To assess the phytoremediation potential of 6 plant species - Eleusine indica, Cynodon dactylon, Alternanthera sessilis, Commelinpa benghalensis, Cleome ciliata and Asystasia gangetica - on a soil contaminated with fuel oil (82.5 ml/kg of soil), experimentations have been conducted from March to August 2016. Only 3 plants (E. indica, C. dactylon and A. sessilis) survived and developed throughout the 150 days of experimentation. Only E. indica plants growing on polluted soils exhibited the best visual scores (3 to 4) throughout the study. C. dactylon stems in polluted soils were more reddish than those growing on unpolluted soils. Plants of A. sessilis growing on contaminated soils had a significantly greater stunting compared to its control (unpolluted). The relative growth indexes (RGI) of the growth parameters measured during the study shows similarities between plants of E. indica and C. dactylon on polluted and unpolluted soils; unlike A. sessilis, whose plants had significant growth delays compared to the control on contaminated soils.

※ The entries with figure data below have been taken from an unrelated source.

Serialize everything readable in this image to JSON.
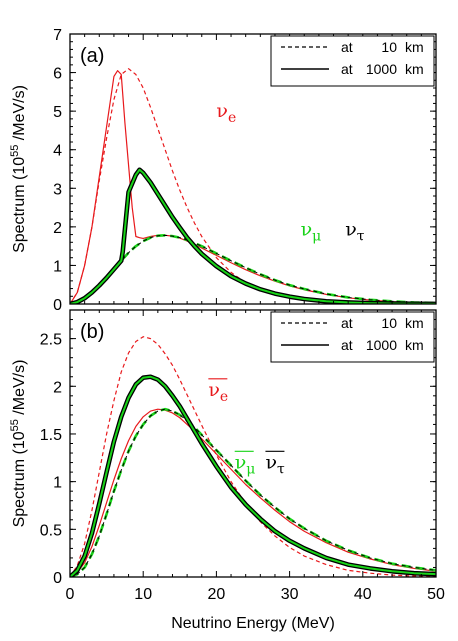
{
  "chart_data": [
    {
      "type": "line",
      "panel_label": "(a)",
      "xlabel": "",
      "ylabel": "Spectrum (10",
      "ylabel_exp": "55",
      "ylabel_unit": " /MeV/s)",
      "xlim": [
        0,
        50
      ],
      "ylim": [
        0,
        7
      ],
      "x_ticks": [
        "0",
        "10",
        "20",
        "30",
        "40",
        "50"
      ],
      "y_ticks": [
        "0",
        "1",
        "2",
        "3",
        "4",
        "5",
        "6",
        "7"
      ],
      "y_tick_values": [
        0,
        1,
        2,
        3,
        4,
        5,
        6,
        7
      ],
      "legend": {
        "placement": "top-right",
        "entries": [
          {
            "style": "dashed",
            "prefix": "at",
            "num": "10",
            "unit": "km"
          },
          {
            "style": "solid",
            "prefix": "at",
            "num": "1000",
            "unit": "km"
          }
        ]
      },
      "annotations": [
        {
          "base": "ν",
          "sub": "e",
          "bar": false,
          "color": "#e8191c",
          "x": 20,
          "y": 4.85
        },
        {
          "base": "ν",
          "sub": "μ",
          "bar": false,
          "color": "#18d318",
          "x": 31.5,
          "y": 1.78
        },
        {
          "base": "ν",
          "sub": "τ",
          "bar": false,
          "color": "#000000",
          "x": 37.6,
          "y": 1.78
        }
      ],
      "series": [
        {
          "color": "#e8191c",
          "style": "dashed",
          "width": 1.2,
          "x": [
            0,
            1,
            2,
            3,
            4,
            5,
            6,
            7,
            8,
            9,
            10,
            11,
            12,
            13,
            14,
            15,
            16,
            17,
            18,
            20,
            22,
            24,
            26,
            28,
            30,
            32,
            35,
            38,
            41,
            44,
            47,
            50
          ],
          "y": [
            0,
            0.3,
            1.0,
            2.0,
            3.2,
            4.3,
            5.3,
            5.95,
            6.1,
            5.95,
            5.6,
            5.1,
            4.55,
            4.0,
            3.45,
            2.95,
            2.5,
            2.1,
            1.75,
            1.2,
            0.82,
            0.55,
            0.37,
            0.24,
            0.16,
            0.1,
            0.05,
            0.025,
            0.012,
            0.006,
            0.003,
            0.001
          ]
        },
        {
          "color": "#e8191c",
          "style": "solid",
          "width": 1.2,
          "x": [
            0,
            1,
            2,
            3,
            4,
            5,
            6,
            6.5,
            7.0,
            7.5,
            8,
            8.5,
            9,
            9.5,
            10,
            11,
            12,
            13,
            14,
            15,
            16,
            17,
            18,
            20,
            22,
            24,
            26,
            28,
            30,
            32,
            35,
            38,
            41,
            44,
            47,
            50
          ],
          "y": [
            0,
            0.3,
            1.0,
            2.0,
            3.3,
            4.6,
            5.9,
            6.05,
            5.95,
            4.7,
            3.6,
            2.5,
            1.75,
            1.72,
            1.7,
            1.75,
            1.78,
            1.78,
            1.76,
            1.71,
            1.63,
            1.55,
            1.45,
            1.26,
            1.07,
            0.89,
            0.73,
            0.59,
            0.47,
            0.37,
            0.25,
            0.16,
            0.1,
            0.06,
            0.035,
            0.02
          ]
        },
        {
          "color": "#18d318",
          "style": "dashed",
          "width": 2.6,
          "x": [
            0,
            1,
            2,
            3,
            4,
            5,
            6,
            7,
            8,
            9,
            10,
            11,
            12,
            13,
            14,
            15,
            16,
            17,
            18,
            20,
            22,
            24,
            26,
            28,
            30,
            32,
            35,
            38,
            41,
            44,
            47,
            50
          ],
          "y": [
            0,
            0.05,
            0.15,
            0.3,
            0.48,
            0.68,
            0.9,
            1.12,
            1.33,
            1.5,
            1.63,
            1.72,
            1.77,
            1.78,
            1.76,
            1.72,
            1.66,
            1.58,
            1.5,
            1.31,
            1.12,
            0.94,
            0.77,
            0.62,
            0.49,
            0.39,
            0.26,
            0.17,
            0.11,
            0.07,
            0.04,
            0.025
          ]
        },
        {
          "color": "#000000",
          "style": "dashed",
          "width": 1.0,
          "x": [
            0,
            1,
            2,
            3,
            4,
            5,
            6,
            7,
            8,
            9,
            10,
            11,
            12,
            13,
            14,
            15,
            16,
            17,
            18,
            20,
            22,
            24,
            26,
            28,
            30,
            32,
            35,
            38,
            41,
            44,
            47,
            50
          ],
          "y": [
            0,
            0.05,
            0.15,
            0.3,
            0.48,
            0.68,
            0.9,
            1.12,
            1.33,
            1.5,
            1.63,
            1.72,
            1.77,
            1.78,
            1.76,
            1.72,
            1.66,
            1.58,
            1.5,
            1.31,
            1.12,
            0.94,
            0.77,
            0.62,
            0.49,
            0.39,
            0.26,
            0.17,
            0.11,
            0.07,
            0.04,
            0.025
          ]
        },
        {
          "color": "#000000",
          "style": "solid",
          "width": 4.6,
          "x": [
            0,
            1,
            2,
            3,
            4,
            5,
            6,
            7,
            7.2,
            8,
            9,
            9.5,
            10,
            11,
            12,
            13,
            14,
            15,
            16,
            17,
            18,
            20,
            22,
            24,
            26,
            28,
            30,
            32,
            35,
            38,
            41,
            44,
            47,
            50
          ],
          "y": [
            0,
            0.05,
            0.15,
            0.3,
            0.48,
            0.68,
            0.9,
            1.12,
            1.35,
            2.9,
            3.35,
            3.48,
            3.4,
            3.15,
            2.85,
            2.55,
            2.25,
            1.98,
            1.72,
            1.5,
            1.3,
            0.98,
            0.72,
            0.53,
            0.38,
            0.27,
            0.19,
            0.13,
            0.07,
            0.04,
            0.02,
            0.01,
            0.005,
            0.002
          ]
        },
        {
          "color": "#18d318",
          "style": "solid",
          "width": 2.0,
          "x": [
            0,
            1,
            2,
            3,
            4,
            5,
            6,
            7,
            7.2,
            8,
            9,
            9.5,
            10,
            11,
            12,
            13,
            14,
            15,
            16,
            17,
            18,
            20,
            22,
            24,
            26,
            28,
            30,
            32,
            35,
            38,
            41,
            44,
            47,
            50
          ],
          "y": [
            0,
            0.05,
            0.15,
            0.3,
            0.48,
            0.68,
            0.9,
            1.12,
            1.35,
            2.9,
            3.35,
            3.48,
            3.4,
            3.15,
            2.85,
            2.55,
            2.25,
            1.98,
            1.72,
            1.5,
            1.3,
            0.98,
            0.72,
            0.53,
            0.38,
            0.27,
            0.19,
            0.13,
            0.07,
            0.04,
            0.02,
            0.01,
            0.005,
            0.002
          ]
        }
      ]
    },
    {
      "type": "line",
      "panel_label": "(b)",
      "xlabel": "Neutrino Energy (MeV)",
      "ylabel": "Spectrum (10",
      "ylabel_exp": "55",
      "ylabel_unit": " /MeV/s)",
      "xlim": [
        0,
        50
      ],
      "ylim": [
        0,
        2.8
      ],
      "x_ticks": [
        "0",
        "10",
        "20",
        "30",
        "40",
        "50"
      ],
      "y_ticks": [
        "0",
        "0.5",
        "1",
        "1.5",
        "2",
        "2.5"
      ],
      "y_tick_values": [
        0,
        0.5,
        1,
        1.5,
        2,
        2.5
      ],
      "legend": {
        "placement": "top-right",
        "entries": [
          {
            "style": "dashed",
            "prefix": "at",
            "num": "10",
            "unit": "km"
          },
          {
            "style": "solid",
            "prefix": "at",
            "num": "1000",
            "unit": "km"
          }
        ]
      },
      "annotations": [
        {
          "base": "ν",
          "sub": "e",
          "bar": true,
          "color": "#e8191c",
          "x": 18.9,
          "y": 1.9
        },
        {
          "base": "ν",
          "sub": "μ",
          "bar": true,
          "color": "#18d318",
          "x": 22.5,
          "y": 1.14
        },
        {
          "base": "ν",
          "sub": "τ",
          "bar": true,
          "color": "#000000",
          "x": 26.7,
          "y": 1.14
        }
      ],
      "series": [
        {
          "color": "#e8191c",
          "style": "dashed",
          "width": 1.2,
          "x": [
            0,
            1,
            2,
            3,
            4,
            5,
            6,
            7,
            8,
            9,
            10,
            11,
            12,
            13,
            14,
            15,
            16,
            17,
            18,
            20,
            22,
            24,
            26,
            28,
            30,
            32,
            35,
            38,
            41,
            44,
            47,
            50
          ],
          "y": [
            0,
            0.12,
            0.35,
            0.7,
            1.1,
            1.5,
            1.85,
            2.15,
            2.35,
            2.47,
            2.52,
            2.5,
            2.44,
            2.34,
            2.22,
            2.07,
            1.91,
            1.75,
            1.59,
            1.28,
            1.0,
            0.77,
            0.58,
            0.43,
            0.31,
            0.22,
            0.13,
            0.07,
            0.04,
            0.02,
            0.01,
            0.005
          ]
        },
        {
          "color": "#e8191c",
          "style": "solid",
          "width": 1.2,
          "x": [
            0,
            1,
            2,
            3,
            4,
            5,
            6,
            7,
            8,
            9,
            10,
            11,
            12,
            13,
            14,
            15,
            16,
            17,
            18,
            20,
            22,
            24,
            26,
            28,
            30,
            32,
            35,
            38,
            41,
            44,
            47,
            50
          ],
          "y": [
            0,
            0.05,
            0.15,
            0.32,
            0.54,
            0.78,
            1.02,
            1.24,
            1.43,
            1.58,
            1.68,
            1.74,
            1.76,
            1.75,
            1.72,
            1.67,
            1.6,
            1.53,
            1.45,
            1.29,
            1.13,
            0.97,
            0.83,
            0.7,
            0.58,
            0.48,
            0.36,
            0.26,
            0.19,
            0.13,
            0.09,
            0.06
          ]
        },
        {
          "color": "#18d318",
          "style": "dashed",
          "width": 2.6,
          "x": [
            0,
            1,
            2,
            3,
            4,
            5,
            6,
            7,
            8,
            9,
            10,
            11,
            12,
            13,
            14,
            15,
            16,
            17,
            18,
            20,
            22,
            24,
            26,
            28,
            30,
            32,
            35,
            38,
            41,
            44,
            47,
            50
          ],
          "y": [
            0,
            0.03,
            0.1,
            0.24,
            0.43,
            0.66,
            0.9,
            1.12,
            1.32,
            1.48,
            1.6,
            1.69,
            1.74,
            1.76,
            1.74,
            1.7,
            1.64,
            1.57,
            1.49,
            1.33,
            1.17,
            1.01,
            0.86,
            0.73,
            0.61,
            0.51,
            0.38,
            0.28,
            0.2,
            0.14,
            0.1,
            0.07
          ]
        },
        {
          "color": "#000000",
          "style": "dashed",
          "width": 1.0,
          "x": [
            0,
            1,
            2,
            3,
            4,
            5,
            6,
            7,
            8,
            9,
            10,
            11,
            12,
            13,
            14,
            15,
            16,
            17,
            18,
            20,
            22,
            24,
            26,
            28,
            30,
            32,
            35,
            38,
            41,
            44,
            47,
            50
          ],
          "y": [
            0,
            0.03,
            0.1,
            0.24,
            0.43,
            0.66,
            0.9,
            1.12,
            1.32,
            1.48,
            1.6,
            1.69,
            1.74,
            1.76,
            1.74,
            1.7,
            1.64,
            1.57,
            1.49,
            1.33,
            1.17,
            1.01,
            0.86,
            0.73,
            0.61,
            0.51,
            0.38,
            0.28,
            0.2,
            0.14,
            0.1,
            0.07
          ]
        },
        {
          "color": "#000000",
          "style": "solid",
          "width": 4.6,
          "x": [
            0,
            1,
            2,
            3,
            4,
            5,
            6,
            7,
            8,
            9,
            10,
            11,
            12,
            13,
            14,
            15,
            16,
            17,
            18,
            20,
            22,
            24,
            26,
            28,
            30,
            32,
            35,
            38,
            41,
            44,
            47,
            50
          ],
          "y": [
            0,
            0.07,
            0.22,
            0.46,
            0.77,
            1.1,
            1.42,
            1.68,
            1.88,
            2.02,
            2.09,
            2.1,
            2.07,
            2.0,
            1.9,
            1.79,
            1.66,
            1.53,
            1.4,
            1.16,
            0.94,
            0.76,
            0.61,
            0.48,
            0.38,
            0.3,
            0.2,
            0.13,
            0.09,
            0.06,
            0.04,
            0.03
          ]
        },
        {
          "color": "#18d318",
          "style": "solid",
          "width": 2.0,
          "x": [
            0,
            1,
            2,
            3,
            4,
            5,
            6,
            7,
            8,
            9,
            10,
            11,
            12,
            13,
            14,
            15,
            16,
            17,
            18,
            20,
            22,
            24,
            26,
            28,
            30,
            32,
            35,
            38,
            41,
            44,
            47,
            50
          ],
          "y": [
            0,
            0.07,
            0.22,
            0.46,
            0.77,
            1.1,
            1.42,
            1.68,
            1.88,
            2.02,
            2.09,
            2.1,
            2.07,
            2.0,
            1.9,
            1.79,
            1.66,
            1.53,
            1.4,
            1.16,
            0.94,
            0.76,
            0.61,
            0.48,
            0.38,
            0.3,
            0.2,
            0.13,
            0.09,
            0.06,
            0.04,
            0.03
          ]
        }
      ]
    }
  ]
}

Soils physicochemical parameters do not present any difference between the beginning and the end of the experiments; excepted nitrogen levels which are significantly higher at the end than at the beginning of experimentation in all soils. TPHs concentration in soils have been reduced to more than 80% for E. indica and C. dactylon, to 77% for A. sessilis and 57% in non-planted soil. Bioconcentration and translocation factors values helped to understand the bioavailability and the soil-plant transfer of different classes of PAH established in this study according to their physicochemical properties. They also indicate that E. indica and A. sessilis promoted rhizodegradation and phytoextraction of hydrocarbon-polluted soils whereas C. dactylon was only implicated into rhizodegradation. However, E. indica and C. dactylon out-yielded A. sessilis in the phytoremediation capacity of fuel oil-contaminated soils.